But the Labor Department’s most comprehensive gauge of unemployment surpassed even its early 1980s levels. The government’s broader measure, known as the “U-6″ for its data classification, hit 15.6% in March — a big leap from 14.8% in February.
The comprehensive measure of labor underutilization accounts for people who have stopped looking for work or who can’t find full-time jobs. The March figure is the highest since the Labor Department started this particular data series in 1994. It’s also above a discontinued and even broader measure that hit 15% in late 1982, when the official unemployment rate was 10.8%. (That data series goes back to the 1970s.)

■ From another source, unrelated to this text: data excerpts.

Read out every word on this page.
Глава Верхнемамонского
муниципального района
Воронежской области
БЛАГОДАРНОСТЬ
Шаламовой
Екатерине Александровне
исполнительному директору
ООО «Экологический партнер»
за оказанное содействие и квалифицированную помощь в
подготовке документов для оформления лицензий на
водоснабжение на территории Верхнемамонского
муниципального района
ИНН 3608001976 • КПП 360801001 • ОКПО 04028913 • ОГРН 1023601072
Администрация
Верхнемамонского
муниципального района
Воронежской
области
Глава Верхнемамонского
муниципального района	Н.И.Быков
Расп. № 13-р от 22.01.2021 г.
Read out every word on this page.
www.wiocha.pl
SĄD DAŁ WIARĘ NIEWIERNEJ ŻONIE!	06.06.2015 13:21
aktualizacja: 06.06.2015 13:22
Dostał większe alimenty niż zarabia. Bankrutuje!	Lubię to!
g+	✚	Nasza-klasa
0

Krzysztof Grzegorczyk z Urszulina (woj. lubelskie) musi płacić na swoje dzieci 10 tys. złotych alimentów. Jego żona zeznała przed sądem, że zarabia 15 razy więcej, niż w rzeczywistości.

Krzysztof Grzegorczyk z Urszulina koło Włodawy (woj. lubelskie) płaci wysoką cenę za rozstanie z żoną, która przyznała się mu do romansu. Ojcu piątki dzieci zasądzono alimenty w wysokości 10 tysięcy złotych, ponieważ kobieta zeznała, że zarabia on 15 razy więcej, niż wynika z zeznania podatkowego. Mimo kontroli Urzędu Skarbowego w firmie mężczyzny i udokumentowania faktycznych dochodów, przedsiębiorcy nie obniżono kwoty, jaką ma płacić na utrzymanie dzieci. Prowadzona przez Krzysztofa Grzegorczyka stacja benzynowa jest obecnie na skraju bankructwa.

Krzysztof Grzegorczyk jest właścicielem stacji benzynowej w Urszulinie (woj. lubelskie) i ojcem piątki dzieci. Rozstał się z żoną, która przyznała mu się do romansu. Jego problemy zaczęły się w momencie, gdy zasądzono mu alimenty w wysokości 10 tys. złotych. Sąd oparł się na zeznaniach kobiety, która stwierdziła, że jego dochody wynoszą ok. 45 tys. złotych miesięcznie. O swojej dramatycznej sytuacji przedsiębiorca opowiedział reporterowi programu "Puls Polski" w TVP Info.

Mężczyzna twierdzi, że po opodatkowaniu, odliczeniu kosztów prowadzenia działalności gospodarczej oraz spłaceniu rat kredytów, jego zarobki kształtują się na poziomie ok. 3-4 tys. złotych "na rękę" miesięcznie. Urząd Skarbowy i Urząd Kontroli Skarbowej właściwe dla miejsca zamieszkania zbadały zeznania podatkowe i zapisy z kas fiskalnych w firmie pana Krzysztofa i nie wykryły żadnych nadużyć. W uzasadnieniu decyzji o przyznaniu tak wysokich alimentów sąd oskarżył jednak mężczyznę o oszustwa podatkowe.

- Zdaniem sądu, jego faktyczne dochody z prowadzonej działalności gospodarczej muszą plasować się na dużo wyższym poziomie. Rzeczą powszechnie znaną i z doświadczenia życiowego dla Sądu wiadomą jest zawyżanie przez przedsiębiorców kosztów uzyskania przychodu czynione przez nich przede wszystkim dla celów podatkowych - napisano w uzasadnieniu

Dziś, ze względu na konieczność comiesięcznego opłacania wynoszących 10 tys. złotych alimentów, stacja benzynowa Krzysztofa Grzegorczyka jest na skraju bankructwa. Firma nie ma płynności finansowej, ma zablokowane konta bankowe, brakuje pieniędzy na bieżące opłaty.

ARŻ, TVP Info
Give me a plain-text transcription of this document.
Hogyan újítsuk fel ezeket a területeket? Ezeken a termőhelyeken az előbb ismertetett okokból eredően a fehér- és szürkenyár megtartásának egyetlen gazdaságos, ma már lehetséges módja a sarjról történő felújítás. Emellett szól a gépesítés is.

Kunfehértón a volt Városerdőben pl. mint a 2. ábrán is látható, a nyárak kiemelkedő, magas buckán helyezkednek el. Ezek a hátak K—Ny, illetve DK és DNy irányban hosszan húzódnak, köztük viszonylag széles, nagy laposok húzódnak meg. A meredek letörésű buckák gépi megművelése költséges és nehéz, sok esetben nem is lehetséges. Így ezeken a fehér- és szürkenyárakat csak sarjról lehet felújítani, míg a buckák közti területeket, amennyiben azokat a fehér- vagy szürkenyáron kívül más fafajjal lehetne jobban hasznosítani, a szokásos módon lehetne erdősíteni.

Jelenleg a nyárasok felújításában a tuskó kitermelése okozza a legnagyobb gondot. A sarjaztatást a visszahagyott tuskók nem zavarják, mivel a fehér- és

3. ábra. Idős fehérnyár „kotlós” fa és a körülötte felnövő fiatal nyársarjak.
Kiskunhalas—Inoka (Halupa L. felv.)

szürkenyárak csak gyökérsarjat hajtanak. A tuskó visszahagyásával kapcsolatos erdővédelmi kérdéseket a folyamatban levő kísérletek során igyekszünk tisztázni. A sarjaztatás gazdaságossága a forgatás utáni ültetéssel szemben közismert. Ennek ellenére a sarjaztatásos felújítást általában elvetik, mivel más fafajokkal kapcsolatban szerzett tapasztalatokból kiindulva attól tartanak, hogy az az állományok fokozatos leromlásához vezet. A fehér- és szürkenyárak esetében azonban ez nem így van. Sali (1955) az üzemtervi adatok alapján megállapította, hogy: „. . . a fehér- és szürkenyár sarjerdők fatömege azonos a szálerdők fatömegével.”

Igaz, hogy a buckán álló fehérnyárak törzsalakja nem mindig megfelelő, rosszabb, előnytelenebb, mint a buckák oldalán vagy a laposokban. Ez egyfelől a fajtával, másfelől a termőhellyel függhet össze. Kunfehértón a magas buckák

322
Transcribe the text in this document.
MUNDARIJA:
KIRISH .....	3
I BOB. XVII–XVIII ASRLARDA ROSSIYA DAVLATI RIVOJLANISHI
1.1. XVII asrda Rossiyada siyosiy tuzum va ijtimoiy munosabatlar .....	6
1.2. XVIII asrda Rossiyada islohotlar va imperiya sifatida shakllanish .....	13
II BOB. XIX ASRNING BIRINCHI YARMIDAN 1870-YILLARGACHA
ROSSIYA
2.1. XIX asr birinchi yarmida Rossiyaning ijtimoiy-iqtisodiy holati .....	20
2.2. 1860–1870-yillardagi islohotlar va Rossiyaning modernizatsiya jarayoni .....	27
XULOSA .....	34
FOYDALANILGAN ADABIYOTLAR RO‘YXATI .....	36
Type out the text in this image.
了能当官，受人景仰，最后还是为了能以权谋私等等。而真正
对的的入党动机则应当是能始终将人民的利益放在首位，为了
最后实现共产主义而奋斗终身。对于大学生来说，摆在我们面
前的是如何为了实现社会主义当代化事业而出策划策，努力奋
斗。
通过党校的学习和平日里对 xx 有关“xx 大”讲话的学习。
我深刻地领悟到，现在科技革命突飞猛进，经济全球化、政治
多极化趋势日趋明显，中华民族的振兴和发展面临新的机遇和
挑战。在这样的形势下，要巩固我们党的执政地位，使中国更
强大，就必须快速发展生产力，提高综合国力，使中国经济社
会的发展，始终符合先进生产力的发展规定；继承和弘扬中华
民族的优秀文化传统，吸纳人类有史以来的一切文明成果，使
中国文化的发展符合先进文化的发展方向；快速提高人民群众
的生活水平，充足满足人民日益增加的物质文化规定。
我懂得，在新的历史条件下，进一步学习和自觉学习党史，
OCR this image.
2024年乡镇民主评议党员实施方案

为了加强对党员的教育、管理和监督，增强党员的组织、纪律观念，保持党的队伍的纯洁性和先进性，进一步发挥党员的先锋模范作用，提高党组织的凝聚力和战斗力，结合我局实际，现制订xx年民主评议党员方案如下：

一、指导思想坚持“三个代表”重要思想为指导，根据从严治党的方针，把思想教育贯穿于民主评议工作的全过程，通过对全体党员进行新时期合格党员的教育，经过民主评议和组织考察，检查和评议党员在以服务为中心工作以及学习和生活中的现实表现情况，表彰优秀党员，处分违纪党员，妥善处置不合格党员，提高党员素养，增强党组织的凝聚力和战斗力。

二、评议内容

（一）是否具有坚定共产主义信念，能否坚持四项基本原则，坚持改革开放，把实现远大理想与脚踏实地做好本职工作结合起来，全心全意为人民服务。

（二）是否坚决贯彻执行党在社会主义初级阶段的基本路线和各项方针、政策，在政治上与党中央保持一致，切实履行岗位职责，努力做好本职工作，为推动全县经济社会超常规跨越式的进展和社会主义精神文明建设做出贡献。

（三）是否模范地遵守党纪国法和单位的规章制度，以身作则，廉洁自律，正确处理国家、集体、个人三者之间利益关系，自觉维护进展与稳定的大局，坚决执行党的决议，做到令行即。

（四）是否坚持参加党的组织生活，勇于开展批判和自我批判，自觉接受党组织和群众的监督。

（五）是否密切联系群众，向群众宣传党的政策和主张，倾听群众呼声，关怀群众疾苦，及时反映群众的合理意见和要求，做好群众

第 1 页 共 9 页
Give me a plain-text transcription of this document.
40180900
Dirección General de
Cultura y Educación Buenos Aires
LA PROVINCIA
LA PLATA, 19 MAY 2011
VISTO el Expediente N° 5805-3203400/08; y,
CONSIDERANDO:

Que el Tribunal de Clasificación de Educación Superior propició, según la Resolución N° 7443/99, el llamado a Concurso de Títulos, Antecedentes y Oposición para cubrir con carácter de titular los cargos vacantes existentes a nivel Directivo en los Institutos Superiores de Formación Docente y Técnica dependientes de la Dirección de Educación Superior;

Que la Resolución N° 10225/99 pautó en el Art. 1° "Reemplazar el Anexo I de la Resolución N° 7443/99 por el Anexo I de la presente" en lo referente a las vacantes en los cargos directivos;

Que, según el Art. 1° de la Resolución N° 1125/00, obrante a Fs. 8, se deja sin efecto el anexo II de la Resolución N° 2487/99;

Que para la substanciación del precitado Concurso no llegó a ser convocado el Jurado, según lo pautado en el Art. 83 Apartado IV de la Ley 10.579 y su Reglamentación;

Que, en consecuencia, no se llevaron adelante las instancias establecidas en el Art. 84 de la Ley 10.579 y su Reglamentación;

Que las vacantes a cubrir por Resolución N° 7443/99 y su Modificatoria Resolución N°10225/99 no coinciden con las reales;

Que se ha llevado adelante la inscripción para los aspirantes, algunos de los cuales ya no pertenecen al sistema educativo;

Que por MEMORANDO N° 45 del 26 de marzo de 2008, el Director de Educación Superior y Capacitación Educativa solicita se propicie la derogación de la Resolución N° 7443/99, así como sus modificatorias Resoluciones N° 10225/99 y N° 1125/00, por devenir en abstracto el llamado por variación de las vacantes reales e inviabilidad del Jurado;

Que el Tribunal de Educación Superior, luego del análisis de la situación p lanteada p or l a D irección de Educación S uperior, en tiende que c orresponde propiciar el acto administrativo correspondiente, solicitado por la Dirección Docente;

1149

The 8.5% unemployment rate is calculated based on people who are without jobs, who are available to work and who have actively sought work in the prior four weeks. The “actively looking for work” definition is fairly broad, including people who contacted an employer, employment agency, job center or friends; sent out resumes or filled out applications; or answered or placed ads, among other things.
The U-6 figure includes everyone in the official rate plus “marginally attached workers” — those who are neither working nor looking for work, but say they want a job and have looked for work recently; and people who are employed part-time for economic reasons, meaning they want full-time work but took a part-time schedule instead because that’s all they could find.
Many forecasters expect the official unemployment rate to top 10% by early next year. If the path of the broader unemployment rate continues, it’s likely to top 18%. For people in this group, comparisons to the Great Depression (when 25% of Americans were out of work) may not look so wild even if overall economic activity is holding up better.